The court began with the two-part test for relation back of a superseder: the original indictment must have been be validly pending and the superseder must not “materially broaden or substantially amend the charges.” The question raised here, one of first impression in this circuit, was “whether an indictment that is facially valid only because of one alleged overt act within the limitations period should be considered . . . validly pending . . . when the Government concedes that [that] overt act did not occur within the limitations period.” In answering this question in the affirmative, held that since S1 was “facially timely” when it was returned, it did not matter than it was, in actuality, untimely. The court noted that if the case had gone to trial on S1, the government could have satisfied the statute of limitations by proving a different, timely overt act. The court also noted that the government’s concession that S1 was untimely did not occur until after the return of S2. Thus, S1 was “facially timely and validly pending” at the time that S2 was returned.

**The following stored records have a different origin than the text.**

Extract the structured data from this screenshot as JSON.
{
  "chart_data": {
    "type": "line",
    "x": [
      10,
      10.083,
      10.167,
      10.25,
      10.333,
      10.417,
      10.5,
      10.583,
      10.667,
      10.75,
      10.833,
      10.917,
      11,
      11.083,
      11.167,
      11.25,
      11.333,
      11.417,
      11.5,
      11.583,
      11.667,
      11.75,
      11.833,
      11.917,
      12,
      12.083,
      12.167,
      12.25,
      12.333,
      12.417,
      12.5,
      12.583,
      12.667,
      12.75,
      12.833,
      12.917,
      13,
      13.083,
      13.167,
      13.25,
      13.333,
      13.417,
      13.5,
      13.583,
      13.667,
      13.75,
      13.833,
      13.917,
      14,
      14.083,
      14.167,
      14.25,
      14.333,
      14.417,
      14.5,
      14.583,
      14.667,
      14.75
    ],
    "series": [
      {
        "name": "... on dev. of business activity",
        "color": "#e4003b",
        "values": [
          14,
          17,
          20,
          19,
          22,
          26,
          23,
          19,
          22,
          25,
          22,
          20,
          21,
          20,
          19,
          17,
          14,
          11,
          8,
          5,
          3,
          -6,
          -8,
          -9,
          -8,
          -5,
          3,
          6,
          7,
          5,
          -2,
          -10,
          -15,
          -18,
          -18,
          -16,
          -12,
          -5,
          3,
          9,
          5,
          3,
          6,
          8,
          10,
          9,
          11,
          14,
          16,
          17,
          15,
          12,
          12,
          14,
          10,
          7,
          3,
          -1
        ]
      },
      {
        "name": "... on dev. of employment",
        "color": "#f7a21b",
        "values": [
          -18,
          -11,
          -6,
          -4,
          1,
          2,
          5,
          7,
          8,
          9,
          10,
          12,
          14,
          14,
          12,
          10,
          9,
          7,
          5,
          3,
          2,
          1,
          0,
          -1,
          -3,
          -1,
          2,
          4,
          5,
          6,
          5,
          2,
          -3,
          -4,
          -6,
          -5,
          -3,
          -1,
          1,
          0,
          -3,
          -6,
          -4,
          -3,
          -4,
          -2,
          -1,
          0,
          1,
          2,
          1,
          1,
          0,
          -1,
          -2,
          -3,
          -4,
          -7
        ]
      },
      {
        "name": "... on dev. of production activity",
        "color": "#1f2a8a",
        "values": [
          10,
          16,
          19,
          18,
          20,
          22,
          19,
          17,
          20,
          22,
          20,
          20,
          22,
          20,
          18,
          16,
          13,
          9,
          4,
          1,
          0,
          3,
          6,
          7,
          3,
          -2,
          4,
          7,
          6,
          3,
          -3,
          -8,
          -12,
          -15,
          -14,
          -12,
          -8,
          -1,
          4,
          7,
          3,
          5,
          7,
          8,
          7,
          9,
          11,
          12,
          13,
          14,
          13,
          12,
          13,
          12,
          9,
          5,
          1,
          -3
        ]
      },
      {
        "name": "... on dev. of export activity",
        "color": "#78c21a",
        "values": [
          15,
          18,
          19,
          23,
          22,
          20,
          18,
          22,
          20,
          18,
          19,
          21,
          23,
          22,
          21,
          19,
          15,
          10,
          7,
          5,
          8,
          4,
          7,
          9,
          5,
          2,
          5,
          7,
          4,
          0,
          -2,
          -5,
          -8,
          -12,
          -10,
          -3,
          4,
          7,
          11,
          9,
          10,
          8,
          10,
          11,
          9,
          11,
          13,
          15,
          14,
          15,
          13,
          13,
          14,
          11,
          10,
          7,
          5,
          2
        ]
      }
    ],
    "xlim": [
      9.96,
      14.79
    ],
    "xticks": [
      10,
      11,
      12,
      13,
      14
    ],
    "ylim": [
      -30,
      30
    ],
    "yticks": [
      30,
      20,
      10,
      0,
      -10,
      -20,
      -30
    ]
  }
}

The court also held that S2 did not broaden or amend the charges, since it merely extended the dates of the conspiracy by one week.

Comment: This is a disturbing decision. S1 was, as a factual matter, untimely both when it was filed and when S2 was filed. Why on earth should the case turn on the fact that S1 erroneously appeared to be timely? Is form really more important than substance? While the court carefully notes that there is no evidence that the government “deliberately withheld” its concession that the April 9 overt act had not occurred until after S2 was filed, the court’s confidence in the government would seem to be a bit naive. The facts here surely support a strong inference of deliberate withholding. The government must have known that there was a problem with the April 9 act when it decided to supersede; the defense had been pressing for an explanation of that act for more than a year. Given this, why else would the government have superseded unless it knew it had a timing problem? The government saved its case by not disclosing the defect until after S2 was filed. This decision would thus seem to give a free pass to all ethically challenged prosecutors - as long as they successfully hide their misconduct until it is cured, the defendant has no remedy.

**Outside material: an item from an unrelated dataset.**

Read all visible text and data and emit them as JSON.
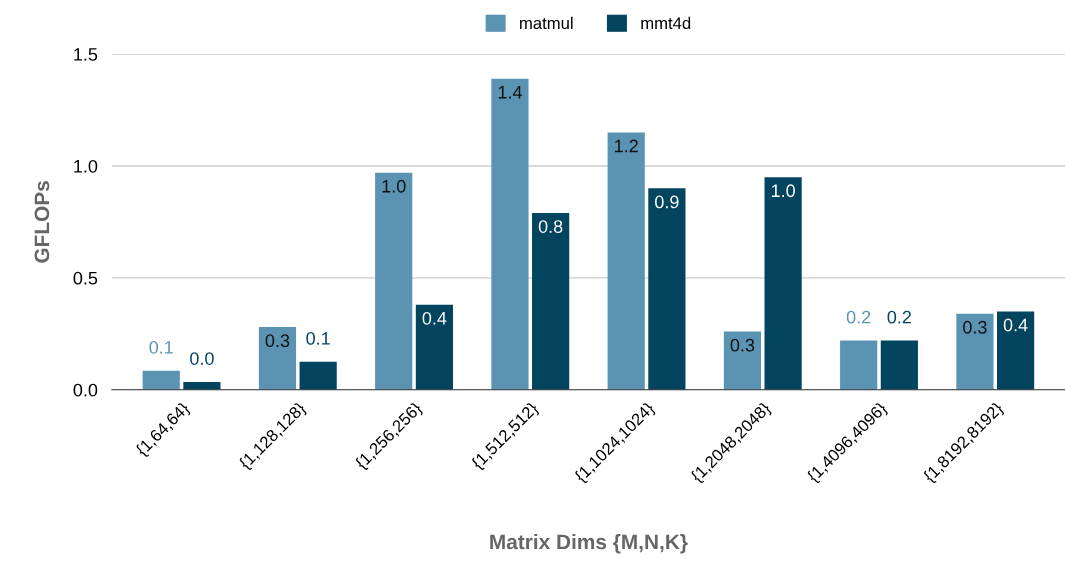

On the brighter front, this case has a nice discussion of one of the most vexing Guidelines issues - the instruction that loss calculations under § 2B1.1 need not calculated with precision and that a “reasonable estimate” is sufficient.

Calculating loss can be particularly difficult in stock fraud cases because so many factors contribute to the decline of share prices. Surprisingly, this is not an area where the circuit has given much guidance. Here it does, turning, unusually, to civil law - the “principles governing recovery of damages in civil securities fraud cases” - for assistance. These principles a triggered remand for resentencing because the district court relied exclusively on the testimony of a NASD expert that, in essence, attributed the total decline in the stock price to the defendant’s conduct. The court's failure to “even consider[] other factors” relevant to the decline was error.